Listening to Holliday, Hayden, who has incorporated jokes about the pandemic into her routine, said she thinks that even during this heartbreaking time, any subject is fodder for comedy and that laughter must be kept alive.

“George Bernard Shaw said: ‘Life does not cease to be funny when people die any more than it ceases to be serious when people laugh,’” Hayden said. “Laughter is healing, it improves your attitude — your mental and physical health.”

Paul Moonjean, who conducts comedy classes and workshops for Flappers University, agreed with Hayden.

“By exaggerating and making jokes about what we are going through — calling it the apocalypse — we can laugh at it, and by doing that, we can take away its power and the fear,” Moonjean said.

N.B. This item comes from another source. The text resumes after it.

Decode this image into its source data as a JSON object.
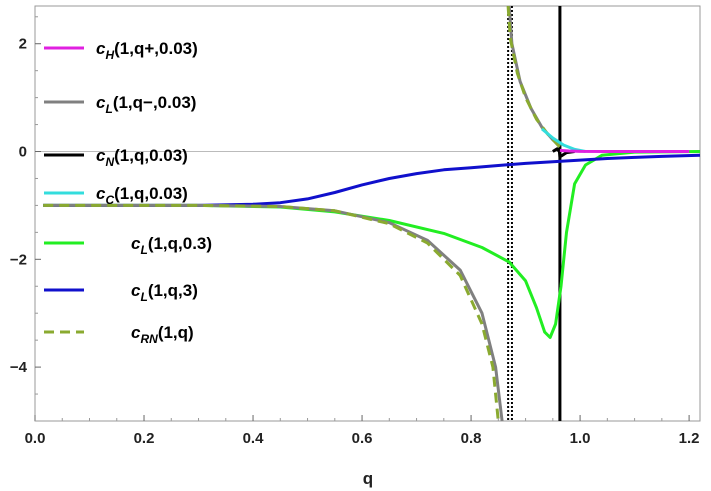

“It has always been the comedians who have kept things in perspective and given us hope during difficult times. Think of Hamlet. When he finds the skull of the jester, Yorick, he speaks fondly of the admiration he had for him and lauds him for the merriment he brought,” he added.

Moonjean said he will continue to teach all of the university’s classes online via a Zoom link and will also be offering private sessions led by some of Flappers’ top instructors and headliners.

As Holliday sat on the stage in the club’s main showroom, waiting for the countdown to start her show, she looked around the empty room.

“They say comedy clubs are not an essential business,” she said with a shrug. “I say we are — that laughter is essential. There’s no reason to live without laughter, and we have to keep it alive,” she added.